Will the U.S. Default On Its Debt … Even If It Raises the Debt Ceiling?
July 14, 2011
Many in Washington are warning that – unless a compromise to raise the debt ceiling is reached – the U.S will default on its debt.
Moody’s has put the U.S. on a credit review for a possible downgrade due to the failure to reach a debt ceiling agreement.
Standard and Poor’s said earlier this month that it would likely consider the Greek bailout plan to be a default. And see this.
But the American situation is different – both because we are the world’s largest economy and because raising the debt ceiling is different from the Greek plan.

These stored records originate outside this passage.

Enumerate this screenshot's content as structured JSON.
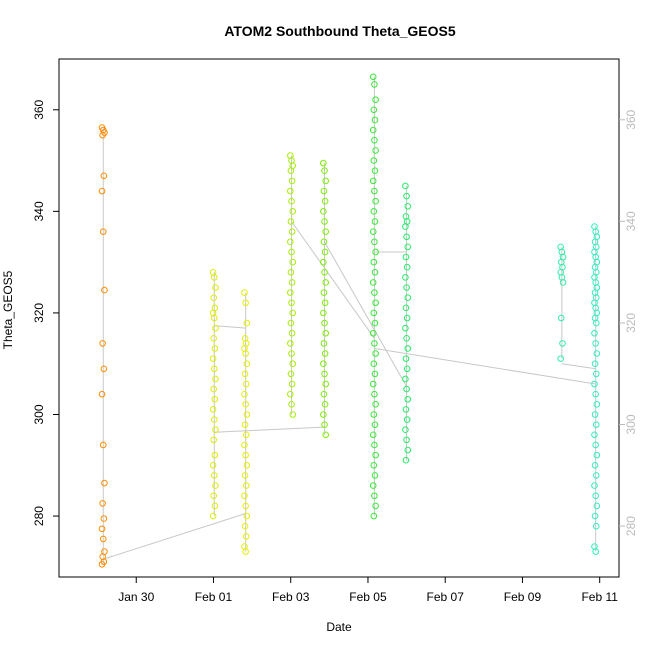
{
  "chart_data": {
    "type": "scatter",
    "title": "ATOM2 Southbound Theta_GEOS5",
    "xlabel": "Date",
    "ylabel": "Theta_GEOS5",
    "x_axis": "date",
    "xlim": [
      "2017-01-28T00:00",
      "2017-02-11T12:00"
    ],
    "ylim": [
      268,
      370
    ],
    "x_ticks": [
      {
        "value": "2017-01-30T00:00",
        "label": "Jan 30"
      },
      {
        "value": "2017-02-01T00:00",
        "label": "Feb 01"
      },
      {
        "value": "2017-02-03T00:00",
        "label": "Feb 03"
      },
      {
        "value": "2017-02-05T00:00",
        "label": "Feb 05"
      },
      {
        "value": "2017-02-07T00:00",
        "label": "Feb 07"
      },
      {
        "value": "2017-02-09T00:00",
        "label": "Feb 09"
      },
      {
        "value": "2017-02-11T00:00",
        "label": "Feb 11"
      }
    ],
    "y_ticks": [
      280,
      300,
      320,
      340,
      360
    ],
    "y_ticks_right": [
      280,
      300,
      320,
      340,
      360
    ],
    "grid": false,
    "connector_line_color": "#c8c8c8",
    "legend": "none",
    "note_profiles": "each profile is a vertical column of sampled theta values at nearly constant time",
    "profiles": [
      {
        "time": "2017-01-29T03:30",
        "color": "#FF8C00",
        "values": [
          356.5,
          356,
          355.5,
          355,
          347,
          344,
          336,
          324.5,
          314,
          309,
          304,
          294,
          286.5,
          282.5,
          279.5,
          277.5,
          275.5,
          273,
          272,
          271,
          270.5
        ]
      },
      {
        "time": "2017-02-01T00:30",
        "color": "#DDEE00",
        "values": [
          328,
          327,
          325,
          323,
          321,
          320,
          319,
          317,
          315,
          313,
          311,
          309,
          307,
          305,
          303,
          301,
          299,
          297,
          295,
          292,
          290,
          288,
          286,
          284,
          282,
          280
        ]
      },
      {
        "time": "2017-02-01T20:00",
        "color": "#E5F000",
        "values": [
          324,
          322,
          318,
          315,
          314,
          313,
          312,
          310,
          308,
          306,
          304,
          302,
          300,
          298,
          296,
          294,
          292,
          290,
          288,
          286,
          284,
          282,
          280,
          278,
          276,
          274,
          273
        ]
      },
      {
        "time": "2017-02-03T00:30",
        "color": "#A8F000",
        "values": [
          351,
          350,
          349,
          348,
          346,
          344,
          342,
          340,
          338,
          336,
          334,
          332,
          330,
          328,
          326,
          324,
          322,
          320,
          318,
          316,
          314,
          312,
          310,
          308,
          306,
          304,
          302,
          300
        ]
      },
      {
        "time": "2017-02-03T21:00",
        "color": "#7CF200",
        "values": [
          349.5,
          348,
          346,
          344,
          342,
          340,
          338,
          336,
          334,
          332,
          330,
          328,
          326,
          324,
          322,
          320,
          318,
          316,
          314,
          312,
          310,
          308,
          306,
          304,
          302,
          300,
          298,
          296
        ]
      },
      {
        "time": "2017-02-05T04:00",
        "color": "#33EE33",
        "values": [
          366.5,
          365,
          362,
          360,
          358,
          356,
          354,
          352,
          350,
          348,
          346,
          344,
          342,
          340,
          338,
          336,
          334,
          332,
          330,
          328,
          326,
          324,
          322,
          320,
          318,
          316,
          314,
          312,
          310,
          308,
          306,
          304,
          302,
          300,
          298,
          296,
          294,
          292,
          290,
          288,
          286,
          284,
          282,
          280
        ]
      },
      {
        "time": "2017-02-06T00:00",
        "color": "#22EE66",
        "values": [
          345,
          343,
          341,
          339,
          338,
          337,
          335,
          333,
          331,
          329,
          327,
          325,
          323,
          321,
          319,
          317,
          315,
          313,
          311,
          309,
          307,
          305,
          303,
          301,
          299,
          297,
          295,
          293,
          291
        ]
      },
      {
        "time": "2017-02-10T00:30",
        "color": "#33EEAA",
        "values": [
          333,
          332,
          331,
          330,
          329,
          328,
          327,
          326,
          319,
          314,
          311
        ]
      },
      {
        "time": "2017-02-10T21:30",
        "color": "#2EF0C0",
        "values": [
          337,
          336,
          335,
          334,
          333,
          332,
          331,
          330,
          329,
          328,
          327,
          326,
          325,
          324,
          323,
          322,
          321,
          320,
          319,
          318,
          316,
          314,
          312,
          310,
          308,
          306,
          304,
          302,
          300,
          298,
          296,
          294,
          292,
          290,
          288,
          286,
          284,
          282,
          280,
          278,
          274,
          273
        ]
      }
    ],
    "connections": [
      {
        "from": [
          "2017-01-29T03:30",
          271.5
        ],
        "to": [
          "2017-02-01T20:00",
          280.5
        ]
      },
      {
        "from": [
          "2017-02-01T00:30",
          296.5
        ],
        "to": [
          "2017-02-03T21:00",
          297.5
        ]
      },
      {
        "from": [
          "2017-02-01T00:30",
          317.5
        ],
        "to": [
          "2017-02-01T20:00",
          317
        ]
      },
      {
        "from": [
          "2017-02-03T00:30",
          338
        ],
        "to": [
          "2017-02-05T04:00",
          315
        ]
      },
      {
        "from": [
          "2017-02-03T21:00",
          303.5
        ],
        "to": [
          "2017-02-03T21:00",
          303.5
        ]
      },
      {
        "from": [
          "2017-02-03T21:00",
          334
        ],
        "to": [
          "2017-02-06T00:00",
          305.5
        ]
      },
      {
        "from": [
          "2017-02-05T04:00",
          332
        ],
        "to": [
          "2017-02-06T00:00",
          332
        ]
      },
      {
        "from": [
          "2017-02-05T04:00",
          313
        ],
        "to": [
          "2017-02-10T21:30",
          306
        ]
      },
      {
        "from": [
          "2017-02-10T00:30",
          310
        ],
        "to": [
          "2017-02-10T21:30",
          309
        ]
      }
    ]
  }
}
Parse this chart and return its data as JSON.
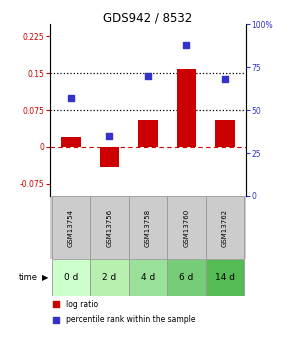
{
  "title": "GDS942 / 8532",
  "samples": [
    "GSM13754",
    "GSM13756",
    "GSM13758",
    "GSM13760",
    "GSM13762"
  ],
  "time_labels": [
    "0 d",
    "2 d",
    "4 d",
    "6 d",
    "14 d"
  ],
  "log_ratio": [
    0.02,
    -0.04,
    0.055,
    0.158,
    0.055
  ],
  "percentile_rank": [
    57,
    35,
    70,
    88,
    68
  ],
  "ylim_left": [
    -0.1,
    0.25
  ],
  "ylim_right": [
    0,
    100
  ],
  "yticks_left": [
    -0.075,
    0,
    0.075,
    0.15,
    0.225
  ],
  "yticks_right": [
    0,
    25,
    50,
    75,
    100
  ],
  "ytick_labels_left": [
    "-0.075",
    "0",
    "0.075",
    "0.15",
    "0.225"
  ],
  "ytick_labels_right": [
    "0",
    "25",
    "50",
    "75",
    "100%"
  ],
  "hlines": [
    0.075,
    0.15
  ],
  "bar_color": "#cc0000",
  "dot_color": "#3333cc",
  "zero_line_color": "#cc0000",
  "hline_color": "#000000",
  "bg_plot": "#ffffff",
  "bg_sample_label": "#cccccc",
  "left_tick_color": "#cc0000",
  "right_tick_color": "#3333cc",
  "bar_width": 0.5,
  "dot_size": 22,
  "time_colors": [
    "#ccffcc",
    "#b8f0b0",
    "#99e099",
    "#77cc77",
    "#55bb55"
  ],
  "legend_bar_color": "#cc0000",
  "legend_dot_color": "#3333cc"
}
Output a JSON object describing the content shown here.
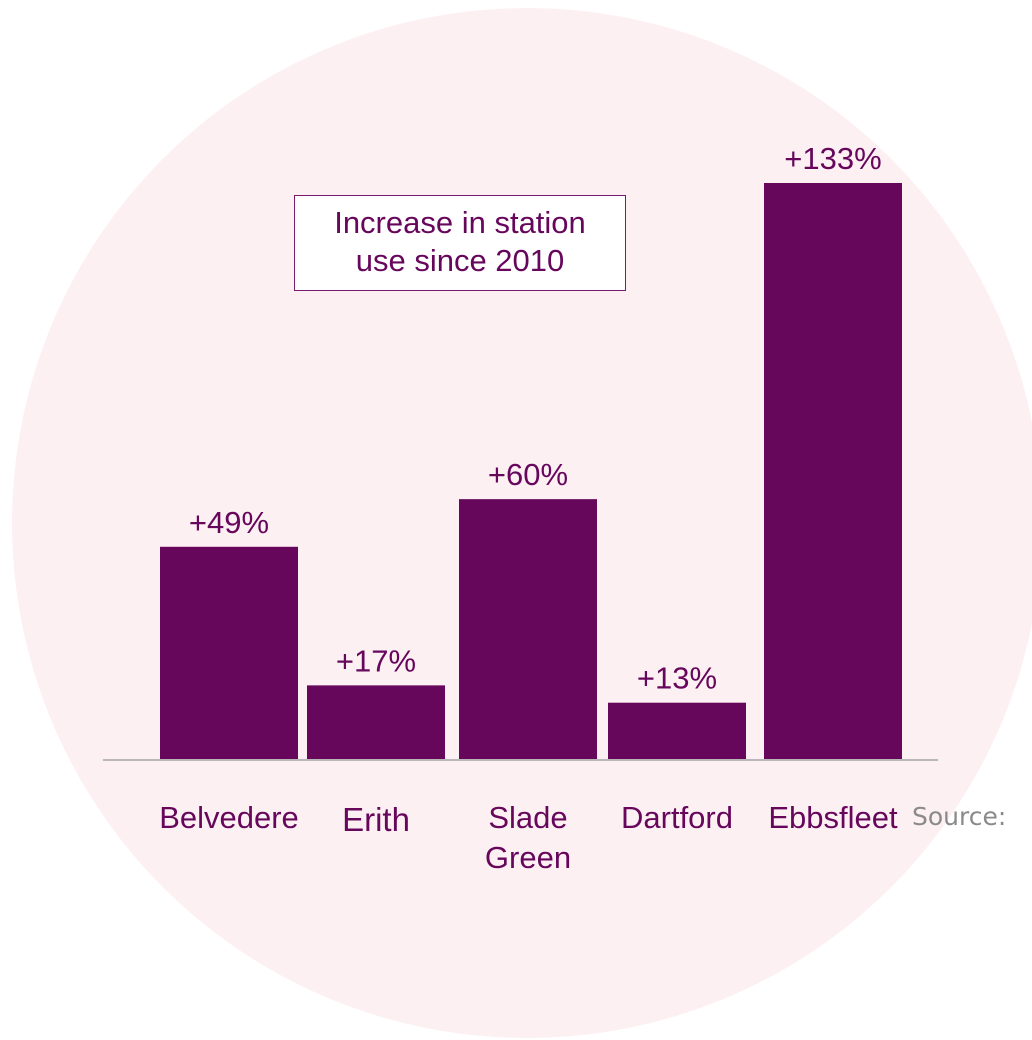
{
  "chart_data": {
    "type": "bar",
    "title": "Increase in station\nuse since 2010",
    "categories": [
      "Belvedere",
      "Erith",
      "Slade\nGreen",
      "Dartford",
      "Ebbsfleet"
    ],
    "values": [
      49,
      17,
      60,
      13,
      133
    ],
    "data_labels": [
      "+49%",
      "+17%",
      "+60%",
      "+13%",
      "+133%"
    ],
    "ylim": [
      0,
      133
    ],
    "xlabel": "",
    "ylabel": "",
    "grid": false,
    "legend": "none",
    "bar_color": "#66075c",
    "text_color": "#66075c"
  },
  "footer": {
    "source": "Source:"
  },
  "colors": {
    "background_circle": "#fdf0f3",
    "axis": "#b8b8b8"
  }
}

Hopefully. But as Zero Hedge notes:
China Daily has just reported that according to the notorious … Dagong rating agency, ”The US’ sovereign credit rating is likely to be downgraded regardless of whether the US Congress reaches an agreement on raising its statutory debt limit. “If the debt limit is raised and the public debt continues to grow, it will further damage the US’ debt-paying ability, which is a key factor in Dagong’s evaluation, and we will consider lowering its ratings accordingly,” said Guan Jianzhong, chairman and CEO of Dagong. “If the raised limit fails to pass and the US faces default, the rating will be immediately and substantially downgraded,” he said. According to Guan, the downgrading is really just “a matter of time and extent”.